Tuesday, February 7, 2012




Today's Market
by Dr Invest

Let me encourage you, it is OK to stay out of the market. If you are in the market, enjoy the profits but protect yourself from a sudden downtrend by determining how much you want to lose and selling if there is a sudden downtrend.Staying out of the market is one of the luxuries the small investor can enjoy, that the institutional investor cannot. Let's say that in January through February, the market moves in an uptrend 7%. In 2011, January into February, returned 7.1%; now that doesn't sound much different than 2012 does it? In 2012, to date, the return on the DOW is 5.4%. When compared to 2011, the return on the DOW for 2012 is almost tepid.

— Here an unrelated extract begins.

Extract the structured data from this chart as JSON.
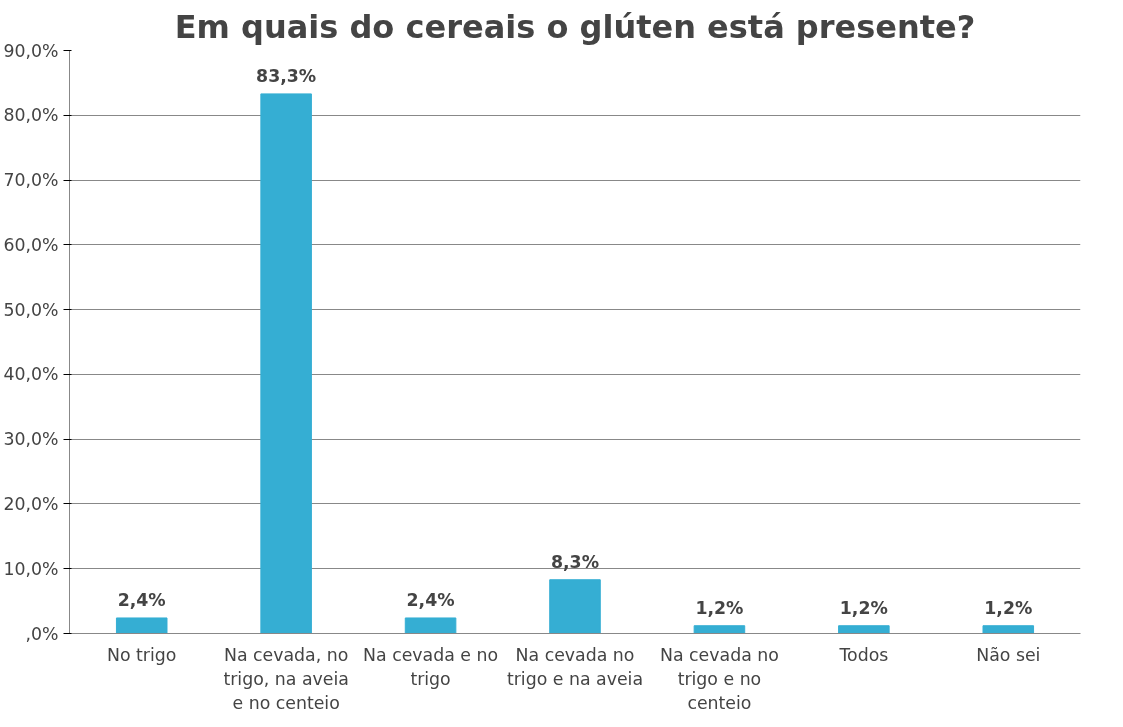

Interestingly, we are just a little above the high in February of 2011 on the DOW.

Though the comparison is interesting, it really doesn't tell us how the market might behave. In the middle of February of 2011, the market began a decline ending at a bottom in August with losses of 20% to 30% for many portfolios. Because of the weakness of our economy, many analysts are reluctant to take a chance in the market. Because the market is growing, they have to invest and are heavily hedged. (Hedging: to buy a long-term position covered by short positions should the market reverse. IE: buying oil companies, covering with options or shorts x 2 to cover flash reversals. Called an INVERSE ETF, DUG will go up in value $2 for every $1 it goes down. Stay away from hedging unless you really, really, know what you are doing.)

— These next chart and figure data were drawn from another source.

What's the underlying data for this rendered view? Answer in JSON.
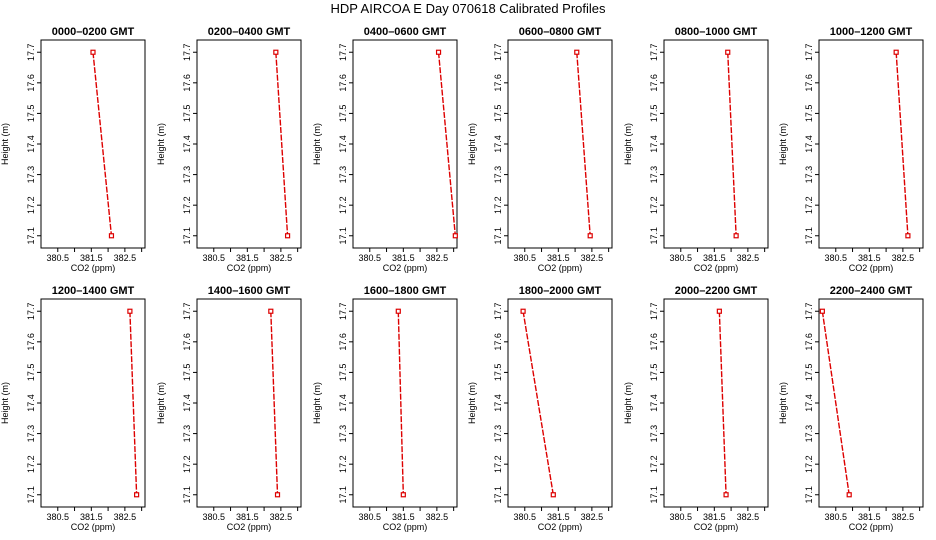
{
  "figure": {
    "title": "HDP  AIRCOA E  Day 070618  Calibrated Profiles",
    "line_color": "#dd0000",
    "point_color": "#dd0000",
    "axis_color": "#000000"
  },
  "chart_data": [
    {
      "type": "line",
      "title": "0000–0200 GMT",
      "xlabel": "CO2 (ppm)",
      "ylabel": "Height (m)",
      "xlim": [
        380.0,
        383.1
      ],
      "ylim": [
        17.06,
        17.74
      ],
      "xticks": [
        "380.5",
        "381.5",
        "382.5"
      ],
      "xticks_minor": [
        381.0,
        382.0,
        383.0
      ],
      "yticks": [
        "17.1",
        "17.2",
        "17.3",
        "17.4",
        "17.5",
        "17.6",
        "17.7"
      ],
      "grid": false,
      "series": [
        {
          "x": [
            381.55,
            382.1
          ],
          "y": [
            17.7,
            17.1
          ]
        }
      ]
    },
    {
      "type": "line",
      "title": "0200–0400 GMT",
      "xlabel": "CO2 (ppm)",
      "ylabel": "Height (m)",
      "xlim": [
        380.0,
        383.1
      ],
      "ylim": [
        17.06,
        17.74
      ],
      "xticks": [
        "380.5",
        "381.5",
        "382.5"
      ],
      "xticks_minor": [
        381.0,
        382.0,
        383.0
      ],
      "yticks": [
        "17.1",
        "17.2",
        "17.3",
        "17.4",
        "17.5",
        "17.6",
        "17.7"
      ],
      "grid": false,
      "series": [
        {
          "x": [
            382.35,
            382.7
          ],
          "y": [
            17.7,
            17.1
          ]
        }
      ]
    },
    {
      "type": "line",
      "title": "0400–0600 GMT",
      "xlabel": "CO2 (ppm)",
      "ylabel": "Height (m)",
      "xlim": [
        380.0,
        383.1
      ],
      "ylim": [
        17.06,
        17.74
      ],
      "xticks": [
        "380.5",
        "381.5",
        "382.5"
      ],
      "xticks_minor": [
        381.0,
        382.0,
        383.0
      ],
      "yticks": [
        "17.1",
        "17.2",
        "17.3",
        "17.4",
        "17.5",
        "17.6",
        "17.7"
      ],
      "grid": false,
      "series": [
        {
          "x": [
            382.55,
            383.05
          ],
          "y": [
            17.7,
            17.1
          ]
        }
      ]
    },
    {
      "type": "line",
      "title": "0600–0800 GMT",
      "xlabel": "CO2 (ppm)",
      "ylabel": "Height (m)",
      "xlim": [
        380.0,
        383.1
      ],
      "ylim": [
        17.06,
        17.74
      ],
      "xticks": [
        "380.5",
        "381.5",
        "382.5"
      ],
      "xticks_minor": [
        381.0,
        382.0,
        383.0
      ],
      "yticks": [
        "17.1",
        "17.2",
        "17.3",
        "17.4",
        "17.5",
        "17.6",
        "17.7"
      ],
      "grid": false,
      "series": [
        {
          "x": [
            382.05,
            382.45
          ],
          "y": [
            17.7,
            17.1
          ]
        }
      ]
    },
    {
      "type": "line",
      "title": "0800–1000 GMT",
      "xlabel": "CO2 (ppm)",
      "ylabel": "Height (m)",
      "xlim": [
        380.0,
        383.1
      ],
      "ylim": [
        17.06,
        17.74
      ],
      "xticks": [
        "380.5",
        "381.5",
        "382.5"
      ],
      "xticks_minor": [
        381.0,
        382.0,
        383.0
      ],
      "yticks": [
        "17.1",
        "17.2",
        "17.3",
        "17.4",
        "17.5",
        "17.6",
        "17.7"
      ],
      "grid": false,
      "series": [
        {
          "x": [
            381.9,
            382.15
          ],
          "y": [
            17.7,
            17.1
          ]
        }
      ]
    },
    {
      "type": "line",
      "title": "1000–1200 GMT",
      "xlabel": "CO2 (ppm)",
      "ylabel": "Height (m)",
      "xlim": [
        380.0,
        383.1
      ],
      "ylim": [
        17.06,
        17.74
      ],
      "xticks": [
        "380.5",
        "381.5",
        "382.5"
      ],
      "xticks_minor": [
        381.0,
        382.0,
        383.0
      ],
      "yticks": [
        "17.1",
        "17.2",
        "17.3",
        "17.4",
        "17.5",
        "17.6",
        "17.7"
      ],
      "grid": false,
      "series": [
        {
          "x": [
            382.3,
            382.65
          ],
          "y": [
            17.7,
            17.1
          ]
        }
      ]
    },
    {
      "type": "line",
      "title": "1200–1400 GMT",
      "xlabel": "CO2 (ppm)",
      "ylabel": "Height (m)",
      "xlim": [
        380.0,
        383.1
      ],
      "ylim": [
        17.06,
        17.74
      ],
      "xticks": [
        "380.5",
        "381.5",
        "382.5"
      ],
      "xticks_minor": [
        381.0,
        382.0,
        383.0
      ],
      "yticks": [
        "17.1",
        "17.2",
        "17.3",
        "17.4",
        "17.5",
        "17.6",
        "17.7"
      ],
      "grid": false,
      "series": [
        {
          "x": [
            382.65,
            382.85
          ],
          "y": [
            17.7,
            17.1
          ]
        }
      ]
    },
    {
      "type": "line",
      "title": "1400–1600 GMT",
      "xlabel": "CO2 (ppm)",
      "ylabel": "Height (m)",
      "xlim": [
        380.0,
        383.1
      ],
      "ylim": [
        17.06,
        17.74
      ],
      "xticks": [
        "380.5",
        "381.5",
        "382.5"
      ],
      "xticks_minor": [
        381.0,
        382.0,
        383.0
      ],
      "yticks": [
        "17.1",
        "17.2",
        "17.3",
        "17.4",
        "17.5",
        "17.6",
        "17.7"
      ],
      "grid": false,
      "series": [
        {
          "x": [
            382.2,
            382.4
          ],
          "y": [
            17.7,
            17.1
          ]
        }
      ]
    },
    {
      "type": "line",
      "title": "1600–1800 GMT",
      "xlabel": "CO2 (ppm)",
      "ylabel": "Height (m)",
      "xlim": [
        380.0,
        383.1
      ],
      "ylim": [
        17.06,
        17.74
      ],
      "xticks": [
        "380.5",
        "381.5",
        "382.5"
      ],
      "xticks_minor": [
        381.0,
        382.0,
        383.0
      ],
      "yticks": [
        "17.1",
        "17.2",
        "17.3",
        "17.4",
        "17.5",
        "17.6",
        "17.7"
      ],
      "grid": false,
      "series": [
        {
          "x": [
            381.35,
            381.5
          ],
          "y": [
            17.7,
            17.1
          ]
        }
      ]
    },
    {
      "type": "line",
      "title": "1800–2000 GMT",
      "xlabel": "CO2 (ppm)",
      "ylabel": "Height (m)",
      "xlim": [
        380.0,
        383.1
      ],
      "ylim": [
        17.06,
        17.74
      ],
      "xticks": [
        "380.5",
        "381.5",
        "382.5"
      ],
      "xticks_minor": [
        381.0,
        382.0,
        383.0
      ],
      "yticks": [
        "17.1",
        "17.2",
        "17.3",
        "17.4",
        "17.5",
        "17.6",
        "17.7"
      ],
      "grid": false,
      "series": [
        {
          "x": [
            380.45,
            381.35
          ],
          "y": [
            17.7,
            17.1
          ]
        }
      ]
    },
    {
      "type": "line",
      "title": "2000–2200 GMT",
      "xlabel": "CO2 (ppm)",
      "ylabel": "Height (m)",
      "xlim": [
        380.0,
        383.1
      ],
      "ylim": [
        17.06,
        17.74
      ],
      "xticks": [
        "380.5",
        "381.5",
        "382.5"
      ],
      "xticks_minor": [
        381.0,
        382.0,
        383.0
      ],
      "yticks": [
        "17.1",
        "17.2",
        "17.3",
        "17.4",
        "17.5",
        "17.6",
        "17.7"
      ],
      "grid": false,
      "series": [
        {
          "x": [
            381.65,
            381.85
          ],
          "y": [
            17.7,
            17.1
          ]
        }
      ]
    },
    {
      "type": "line",
      "title": "2200–2400 GMT",
      "xlabel": "CO2 (ppm)",
      "ylabel": "Height (m)",
      "xlim": [
        380.0,
        383.1
      ],
      "ylim": [
        17.06,
        17.74
      ],
      "xticks": [
        "380.5",
        "381.5",
        "382.5"
      ],
      "xticks_minor": [
        381.0,
        382.0,
        383.0
      ],
      "yticks": [
        "17.1",
        "17.2",
        "17.3",
        "17.4",
        "17.5",
        "17.6",
        "17.7"
      ],
      "grid": false,
      "series": [
        {
          "x": [
            380.1,
            380.9
          ],
          "y": [
            17.7,
            17.1
          ]
        }
      ]
    }
  ]
}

As I said, small investors don't have to play that game and shouldn't. By going to the sidebar on this page, you can find: RESEARCH AND MARKET REPORTS. The first report is HUSSMAN FUNDS. Click on the embedded link and select: FIVE GLOBAL RISKS TO MONITOR IN 2012. Also, go here: http://hussmanfunds.com/weeklyMarketComment.html .  I found the article called: GOAT RODEO funny and revealing.

Second, go to the next REPORT in RESEARCH AND MARKET REPORTS by HOSINGTON MANAGEMENT. You wills see their report for the 4th Quarter Outlook. While my my advice is at best, dubious, I think these investment giants should be carefully respected and their ideas sincerely regarded.

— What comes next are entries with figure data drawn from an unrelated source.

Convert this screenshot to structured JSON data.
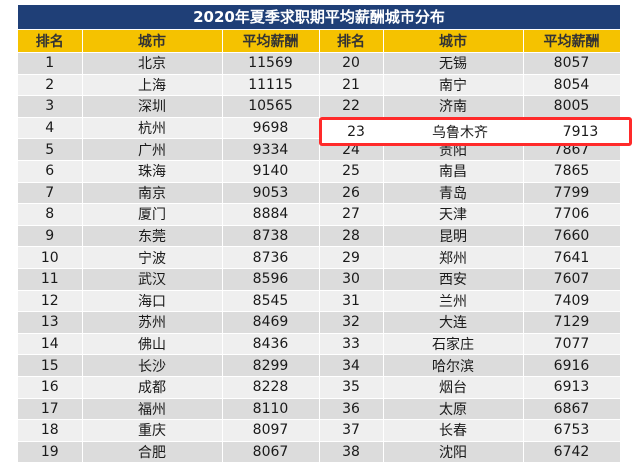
{
  "title": "2020年夏季求职期平均薪酬城市分布",
  "headers": {
    "rank": "排名",
    "city": "城市",
    "salary": "平均薪酬"
  },
  "left": [
    {
      "rank": "1",
      "city": "北京",
      "salary": "11569"
    },
    {
      "rank": "2",
      "city": "上海",
      "salary": "11115"
    },
    {
      "rank": "3",
      "city": "深圳",
      "salary": "10565"
    },
    {
      "rank": "4",
      "city": "杭州",
      "salary": "9698"
    },
    {
      "rank": "5",
      "city": "广州",
      "salary": "9334"
    },
    {
      "rank": "6",
      "city": "珠海",
      "salary": "9140"
    },
    {
      "rank": "7",
      "city": "南京",
      "salary": "9053"
    },
    {
      "rank": "8",
      "city": "厦门",
      "salary": "8884"
    },
    {
      "rank": "9",
      "city": "东莞",
      "salary": "8738"
    },
    {
      "rank": "10",
      "city": "宁波",
      "salary": "8736"
    },
    {
      "rank": "11",
      "city": "武汉",
      "salary": "8596"
    },
    {
      "rank": "12",
      "city": "海口",
      "salary": "8545"
    },
    {
      "rank": "13",
      "city": "苏州",
      "salary": "8469"
    },
    {
      "rank": "14",
      "city": "佛山",
      "salary": "8436"
    },
    {
      "rank": "15",
      "city": "长沙",
      "salary": "8299"
    },
    {
      "rank": "16",
      "city": "成都",
      "salary": "8228"
    },
    {
      "rank": "17",
      "city": "福州",
      "salary": "8110"
    },
    {
      "rank": "18",
      "city": "重庆",
      "salary": "8097"
    },
    {
      "rank": "19",
      "city": "合肥",
      "salary": "8067"
    }
  ],
  "right": [
    {
      "rank": "20",
      "city": "无锡",
      "salary": "8057"
    },
    {
      "rank": "21",
      "city": "南宁",
      "salary": "8054"
    },
    {
      "rank": "22",
      "city": "济南",
      "salary": "8005"
    },
    {
      "rank": "23",
      "city": "乌鲁木齐",
      "salary": "7913"
    },
    {
      "rank": "24",
      "city": "贵阳",
      "salary": "7867"
    },
    {
      "rank": "25",
      "city": "南昌",
      "salary": "7865"
    },
    {
      "rank": "26",
      "city": "青岛",
      "salary": "7799"
    },
    {
      "rank": "27",
      "city": "天津",
      "salary": "7706"
    },
    {
      "rank": "28",
      "city": "昆明",
      "salary": "7660"
    },
    {
      "rank": "29",
      "city": "郑州",
      "salary": "7641"
    },
    {
      "rank": "30",
      "city": "西安",
      "salary": "7607"
    },
    {
      "rank": "31",
      "city": "兰州",
      "salary": "7409"
    },
    {
      "rank": "32",
      "city": "大连",
      "salary": "7129"
    },
    {
      "rank": "33",
      "city": "石家庄",
      "salary": "7077"
    },
    {
      "rank": "34",
      "city": "哈尔滨",
      "salary": "6916"
    },
    {
      "rank": "35",
      "city": "烟台",
      "salary": "6913"
    },
    {
      "rank": "36",
      "city": "太原",
      "salary": "6867"
    },
    {
      "rank": "37",
      "city": "长春",
      "salary": "6753"
    },
    {
      "rank": "38",
      "city": "沈阳",
      "salary": "6742"
    }
  ],
  "highlight_row_index": 3,
  "colors": {
    "title_bg": "#1f3f77",
    "header_bg": "#f5c200",
    "row_odd": "#dcdcdc",
    "row_even": "#efefef",
    "highlight_border": "#ff2a2a"
  }
}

After reading these reports, you can understand my own reluctance to jump into the frivolity presently found in the market. Alan Greenspan coined the phrase: "irrational exuberance" and that is precisely what we are seeing at this moment. The prices are being driven up and up, with no real fundamentals to support the rise in price. At some point, the market will falter and collapse. With the same momentum that the market rose, it will concurrently fall. (See TODAY'S MARKET August 9th, 2011)

A combination of "irrational exuberance" and a "weak economy" doesn't elevate my trust that the market is in an uptrend. Bernake said today, the job market isn't as strong as the steadily declining unemployment rate might suggest.  Bernanke maintained the Fed's position: the economy is improving at a frustratingly slow pace and that low rates are necessary to boost growth.  On January 25th, Bernake used the phrase: GRIM OUTLOOK for the economy.  Regardless the "irrational exuberance" and the news articles touting the "Obama Recovery", the economy is truly grim.

This doesn't mean that there will not be opportunities in the weeks ahead to make some money, but it is a lot like crossing a street. You have to watch for the traffic and wait for a hole. That hole may be a significant 20% to 30% decrease in the market, with a concurrent 20% to 30% rise in the market.

By March 20th, we will know more about what will happen with Greece and if they will default. Potential conflicts in Syria, and between the U.S. and  Iran lie somewhere in the economic chemistry.

There are always geo-political events and economic events effecting the markets, but there should be a clear trend upward before putting money into the market.

(Note: The above article is for entertainment purposes only & not to be used in any way as investment advice.)